My attitude may sometimes even be interpreted as facetious. I can use my artwork to make light of some very serious issues in society, as I see it today. This satirical style allows me to express my frustrations with society in a humorous manner.
www.expressionistsculpture.comVALERIA SOBOLEVSKAYA
“Valeria creates harmonious pictures with strong emotional self-expression of the author, whether it is rainy Saint Petersburg, autumn walkway, moonlit night of Theodosia. The view is originally born as something valuable and complete. In her works, we can see empathy of one state with all the components of natural unity, there is no separately grasped sky, a tattered existing strip of land. On the contrary, we see how the attackers are reported in a chain by all parts of the landscape and their moods.
The stroke of the brush is always significant as a manifestation of the author’s unique handwriting in this case, is a structural unit of the picture. Valeria writes marine with courageous free sweeping. In the pictures, complete silence can be traced, as well as transparency of the air, the smell of the sea, and amazing sunlight in favorite colors of famous marinist Aivazovsky.
In the expression of juicy greenery, the artist often reaches the limit of color intensity. Often, the color acquires density, becomes more temperamental, somewhere more blue, brownish, somewhere more romantic and fabulous. The thin elaboration of the details, the tip of the brush adds game, life, emotions to the works of Sobolevskaya. And here you are fascinated by its sincerity and extremely finished picture.
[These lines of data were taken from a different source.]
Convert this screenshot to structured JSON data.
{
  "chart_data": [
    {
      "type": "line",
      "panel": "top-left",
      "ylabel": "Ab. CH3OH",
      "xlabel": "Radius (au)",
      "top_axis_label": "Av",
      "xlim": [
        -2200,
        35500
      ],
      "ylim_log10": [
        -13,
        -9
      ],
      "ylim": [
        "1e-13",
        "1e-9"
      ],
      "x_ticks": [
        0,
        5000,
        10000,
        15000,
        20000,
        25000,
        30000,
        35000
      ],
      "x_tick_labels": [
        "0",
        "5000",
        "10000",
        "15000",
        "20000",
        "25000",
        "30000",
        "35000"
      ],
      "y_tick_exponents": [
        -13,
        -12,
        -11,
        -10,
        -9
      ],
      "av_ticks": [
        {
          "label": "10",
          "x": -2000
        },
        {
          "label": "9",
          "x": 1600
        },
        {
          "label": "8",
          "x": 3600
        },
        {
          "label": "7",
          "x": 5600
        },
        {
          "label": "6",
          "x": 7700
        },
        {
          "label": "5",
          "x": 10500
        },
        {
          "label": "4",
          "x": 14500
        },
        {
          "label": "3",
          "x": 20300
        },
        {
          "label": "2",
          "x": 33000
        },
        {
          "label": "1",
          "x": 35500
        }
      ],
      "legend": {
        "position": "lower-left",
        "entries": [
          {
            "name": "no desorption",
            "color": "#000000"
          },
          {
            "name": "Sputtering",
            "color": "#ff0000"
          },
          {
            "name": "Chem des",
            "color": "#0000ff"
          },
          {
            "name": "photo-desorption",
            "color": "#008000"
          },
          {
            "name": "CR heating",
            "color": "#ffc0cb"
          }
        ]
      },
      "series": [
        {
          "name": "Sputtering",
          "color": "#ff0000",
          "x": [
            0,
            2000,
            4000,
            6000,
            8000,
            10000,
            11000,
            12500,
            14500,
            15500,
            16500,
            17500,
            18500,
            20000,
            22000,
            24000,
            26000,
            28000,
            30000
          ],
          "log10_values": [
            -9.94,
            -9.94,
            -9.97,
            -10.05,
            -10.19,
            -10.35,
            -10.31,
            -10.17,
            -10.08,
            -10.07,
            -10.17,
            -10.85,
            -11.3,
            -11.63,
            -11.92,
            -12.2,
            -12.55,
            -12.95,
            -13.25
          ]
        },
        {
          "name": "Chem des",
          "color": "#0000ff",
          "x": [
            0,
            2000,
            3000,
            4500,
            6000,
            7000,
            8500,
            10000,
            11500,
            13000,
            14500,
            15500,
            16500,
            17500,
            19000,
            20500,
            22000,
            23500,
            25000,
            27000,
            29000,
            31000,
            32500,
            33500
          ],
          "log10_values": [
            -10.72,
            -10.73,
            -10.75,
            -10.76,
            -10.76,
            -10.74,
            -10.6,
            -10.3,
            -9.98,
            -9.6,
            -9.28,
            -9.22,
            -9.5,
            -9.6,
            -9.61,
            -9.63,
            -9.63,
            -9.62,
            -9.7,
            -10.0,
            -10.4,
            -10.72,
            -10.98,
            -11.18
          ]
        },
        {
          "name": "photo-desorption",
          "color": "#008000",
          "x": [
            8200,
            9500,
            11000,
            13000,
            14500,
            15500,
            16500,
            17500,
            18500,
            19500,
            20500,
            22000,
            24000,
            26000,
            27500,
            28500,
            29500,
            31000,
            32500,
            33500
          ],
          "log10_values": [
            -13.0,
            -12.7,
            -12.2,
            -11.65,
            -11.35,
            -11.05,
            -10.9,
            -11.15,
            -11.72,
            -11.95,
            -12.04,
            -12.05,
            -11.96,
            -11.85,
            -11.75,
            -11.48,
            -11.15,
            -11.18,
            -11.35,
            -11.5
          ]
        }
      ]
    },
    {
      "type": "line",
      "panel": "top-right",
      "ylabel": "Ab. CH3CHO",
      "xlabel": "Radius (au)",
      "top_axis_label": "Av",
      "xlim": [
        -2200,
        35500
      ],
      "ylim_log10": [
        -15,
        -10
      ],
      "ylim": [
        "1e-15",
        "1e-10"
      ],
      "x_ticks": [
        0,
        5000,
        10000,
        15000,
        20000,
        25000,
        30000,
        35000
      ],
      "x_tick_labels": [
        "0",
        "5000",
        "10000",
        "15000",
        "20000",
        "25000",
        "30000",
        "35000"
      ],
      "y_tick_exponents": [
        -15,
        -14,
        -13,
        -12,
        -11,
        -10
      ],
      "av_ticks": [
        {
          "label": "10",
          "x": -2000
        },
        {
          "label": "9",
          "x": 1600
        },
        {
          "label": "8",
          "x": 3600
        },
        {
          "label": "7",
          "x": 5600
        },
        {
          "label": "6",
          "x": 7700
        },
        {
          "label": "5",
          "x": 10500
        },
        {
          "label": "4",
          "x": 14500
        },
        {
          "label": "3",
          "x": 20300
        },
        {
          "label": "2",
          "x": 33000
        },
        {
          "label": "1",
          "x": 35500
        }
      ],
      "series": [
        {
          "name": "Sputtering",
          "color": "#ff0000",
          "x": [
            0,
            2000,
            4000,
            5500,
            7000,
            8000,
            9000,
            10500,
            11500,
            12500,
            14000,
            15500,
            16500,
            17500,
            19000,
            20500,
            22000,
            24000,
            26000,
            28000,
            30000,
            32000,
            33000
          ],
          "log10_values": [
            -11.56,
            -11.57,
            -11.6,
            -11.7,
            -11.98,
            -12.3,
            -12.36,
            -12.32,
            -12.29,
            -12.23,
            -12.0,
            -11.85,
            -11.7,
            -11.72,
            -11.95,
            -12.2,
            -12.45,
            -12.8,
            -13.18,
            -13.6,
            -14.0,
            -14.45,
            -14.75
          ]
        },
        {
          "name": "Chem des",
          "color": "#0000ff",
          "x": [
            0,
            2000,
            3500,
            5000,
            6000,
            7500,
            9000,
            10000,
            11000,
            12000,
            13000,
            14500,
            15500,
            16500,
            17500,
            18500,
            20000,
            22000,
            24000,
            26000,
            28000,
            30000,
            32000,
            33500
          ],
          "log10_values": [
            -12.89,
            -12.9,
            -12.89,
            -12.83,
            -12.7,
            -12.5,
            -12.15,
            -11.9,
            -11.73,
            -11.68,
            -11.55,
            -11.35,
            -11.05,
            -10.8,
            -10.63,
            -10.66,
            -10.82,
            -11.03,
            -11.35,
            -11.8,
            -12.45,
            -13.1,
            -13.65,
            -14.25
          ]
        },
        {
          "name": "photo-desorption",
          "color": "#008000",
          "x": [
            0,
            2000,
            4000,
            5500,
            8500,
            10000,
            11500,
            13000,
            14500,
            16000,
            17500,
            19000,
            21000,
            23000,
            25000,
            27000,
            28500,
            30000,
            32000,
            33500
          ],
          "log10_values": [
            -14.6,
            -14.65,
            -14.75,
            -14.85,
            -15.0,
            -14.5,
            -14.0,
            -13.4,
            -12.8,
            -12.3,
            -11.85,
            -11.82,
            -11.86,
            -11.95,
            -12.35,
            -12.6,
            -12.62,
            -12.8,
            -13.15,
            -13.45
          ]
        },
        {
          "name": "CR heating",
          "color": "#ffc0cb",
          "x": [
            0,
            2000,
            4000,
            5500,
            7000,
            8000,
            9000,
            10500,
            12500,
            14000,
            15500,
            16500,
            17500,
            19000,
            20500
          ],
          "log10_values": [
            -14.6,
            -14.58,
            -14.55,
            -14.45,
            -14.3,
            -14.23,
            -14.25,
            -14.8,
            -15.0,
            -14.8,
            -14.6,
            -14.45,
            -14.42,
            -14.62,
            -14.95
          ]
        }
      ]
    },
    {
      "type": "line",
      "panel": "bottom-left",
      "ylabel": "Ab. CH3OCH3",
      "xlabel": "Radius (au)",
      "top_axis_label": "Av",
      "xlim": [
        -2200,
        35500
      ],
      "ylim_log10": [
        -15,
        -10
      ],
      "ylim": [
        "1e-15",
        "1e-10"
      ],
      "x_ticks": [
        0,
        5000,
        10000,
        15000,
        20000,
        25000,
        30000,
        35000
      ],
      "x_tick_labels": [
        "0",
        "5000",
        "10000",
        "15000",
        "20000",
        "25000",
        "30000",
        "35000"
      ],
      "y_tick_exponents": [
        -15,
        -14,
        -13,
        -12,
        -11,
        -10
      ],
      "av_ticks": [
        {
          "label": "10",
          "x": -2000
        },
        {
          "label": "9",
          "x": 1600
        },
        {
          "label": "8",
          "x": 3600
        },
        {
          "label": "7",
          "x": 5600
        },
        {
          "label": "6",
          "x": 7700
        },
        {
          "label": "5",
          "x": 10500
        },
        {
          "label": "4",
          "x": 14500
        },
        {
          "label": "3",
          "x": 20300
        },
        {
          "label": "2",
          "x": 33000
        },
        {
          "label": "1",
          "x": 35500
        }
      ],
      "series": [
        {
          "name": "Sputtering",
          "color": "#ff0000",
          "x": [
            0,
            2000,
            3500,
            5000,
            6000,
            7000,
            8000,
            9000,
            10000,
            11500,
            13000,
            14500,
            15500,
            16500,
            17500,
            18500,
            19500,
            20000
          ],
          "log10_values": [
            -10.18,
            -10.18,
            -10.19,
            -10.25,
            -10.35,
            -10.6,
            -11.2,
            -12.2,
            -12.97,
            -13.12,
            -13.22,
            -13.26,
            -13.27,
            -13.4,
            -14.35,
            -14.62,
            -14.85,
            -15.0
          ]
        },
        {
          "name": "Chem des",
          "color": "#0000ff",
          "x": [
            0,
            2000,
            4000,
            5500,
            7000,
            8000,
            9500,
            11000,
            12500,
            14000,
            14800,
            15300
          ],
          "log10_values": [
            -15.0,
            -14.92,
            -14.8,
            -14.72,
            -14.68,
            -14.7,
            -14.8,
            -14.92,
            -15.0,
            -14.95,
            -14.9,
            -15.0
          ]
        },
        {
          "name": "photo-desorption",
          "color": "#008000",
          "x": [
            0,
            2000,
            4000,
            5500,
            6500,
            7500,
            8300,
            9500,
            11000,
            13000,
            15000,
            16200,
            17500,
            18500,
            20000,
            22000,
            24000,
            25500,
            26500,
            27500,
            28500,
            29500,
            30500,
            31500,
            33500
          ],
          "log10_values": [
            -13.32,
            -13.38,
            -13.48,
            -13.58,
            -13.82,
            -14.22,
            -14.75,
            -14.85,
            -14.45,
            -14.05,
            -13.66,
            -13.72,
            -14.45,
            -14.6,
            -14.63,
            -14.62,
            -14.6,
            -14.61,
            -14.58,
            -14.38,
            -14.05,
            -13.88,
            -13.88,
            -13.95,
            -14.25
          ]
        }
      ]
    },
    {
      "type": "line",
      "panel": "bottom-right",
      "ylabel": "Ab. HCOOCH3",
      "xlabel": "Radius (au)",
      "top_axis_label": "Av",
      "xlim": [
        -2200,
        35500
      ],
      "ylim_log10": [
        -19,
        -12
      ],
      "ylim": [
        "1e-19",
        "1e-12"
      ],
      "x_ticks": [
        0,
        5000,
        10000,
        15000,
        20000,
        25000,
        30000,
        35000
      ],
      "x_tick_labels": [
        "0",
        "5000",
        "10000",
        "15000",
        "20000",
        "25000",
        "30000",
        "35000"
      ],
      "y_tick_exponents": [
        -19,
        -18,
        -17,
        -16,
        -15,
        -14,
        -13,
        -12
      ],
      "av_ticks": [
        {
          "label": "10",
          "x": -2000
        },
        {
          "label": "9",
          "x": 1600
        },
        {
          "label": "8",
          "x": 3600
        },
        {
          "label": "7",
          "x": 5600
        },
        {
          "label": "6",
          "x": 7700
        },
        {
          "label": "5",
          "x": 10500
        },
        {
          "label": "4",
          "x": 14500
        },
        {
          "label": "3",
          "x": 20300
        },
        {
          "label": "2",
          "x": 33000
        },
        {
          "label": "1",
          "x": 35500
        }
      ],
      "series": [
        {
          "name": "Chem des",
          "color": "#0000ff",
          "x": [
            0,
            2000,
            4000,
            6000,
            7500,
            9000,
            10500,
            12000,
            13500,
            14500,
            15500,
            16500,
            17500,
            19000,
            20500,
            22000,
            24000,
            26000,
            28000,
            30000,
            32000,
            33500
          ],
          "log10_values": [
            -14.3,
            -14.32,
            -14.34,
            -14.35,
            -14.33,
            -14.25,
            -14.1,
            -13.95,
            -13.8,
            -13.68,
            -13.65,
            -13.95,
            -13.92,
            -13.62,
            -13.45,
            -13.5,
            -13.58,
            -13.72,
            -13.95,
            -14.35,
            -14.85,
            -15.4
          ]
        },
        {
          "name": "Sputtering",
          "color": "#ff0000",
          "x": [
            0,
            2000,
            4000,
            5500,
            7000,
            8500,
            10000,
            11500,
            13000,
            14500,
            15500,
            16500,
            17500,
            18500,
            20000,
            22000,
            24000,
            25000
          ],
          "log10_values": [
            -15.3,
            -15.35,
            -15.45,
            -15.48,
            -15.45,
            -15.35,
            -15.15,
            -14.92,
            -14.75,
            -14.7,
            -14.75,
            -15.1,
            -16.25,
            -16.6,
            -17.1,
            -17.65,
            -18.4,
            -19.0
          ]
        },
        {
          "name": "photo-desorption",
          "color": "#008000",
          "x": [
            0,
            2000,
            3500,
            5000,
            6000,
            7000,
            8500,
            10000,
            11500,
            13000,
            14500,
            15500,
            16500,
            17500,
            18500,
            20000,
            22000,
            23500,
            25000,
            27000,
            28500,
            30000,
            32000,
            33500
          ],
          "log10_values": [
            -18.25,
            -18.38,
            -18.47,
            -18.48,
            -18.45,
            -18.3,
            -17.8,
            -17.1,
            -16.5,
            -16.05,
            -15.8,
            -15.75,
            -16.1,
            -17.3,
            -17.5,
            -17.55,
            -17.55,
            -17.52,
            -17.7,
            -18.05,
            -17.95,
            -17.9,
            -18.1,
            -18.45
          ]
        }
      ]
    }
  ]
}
Another very festive theme of Valeria’s art is the image of flowers, especially the joyful ones in our life, collected by the artist in lush bouquets, which she writes with the same light brushstroke that wilts.
In the paintings of Valeria there is always a mood illustrating the constant search for ways of self-expression. Portraits quite consciously repeating the stylistic techniques of the great masters.
However, it is impossible not to characterize the essence of the achievement of the success of Valeria Sobolevskaya. It is courage and caution, impulse and perseverance, tenderness and determination, certainty and hint, expressiveness and delicacy, those are definitions of any Fine Art.
Valeria Sobolevskaya considers herself a contemporary artist, which is true. Nowadays, a painter who likes to think and to reflect in colors maintains the priority of spirit over matter.
And so before us is a true servant of art, people and homeland. Please now see the pages of her life and make your own opinion.
The most amazing thing is that all are faces of the talented artist coexist in harmony. Valeria Sobolevskaya in a bright representative of the modern Moscow school of painting.”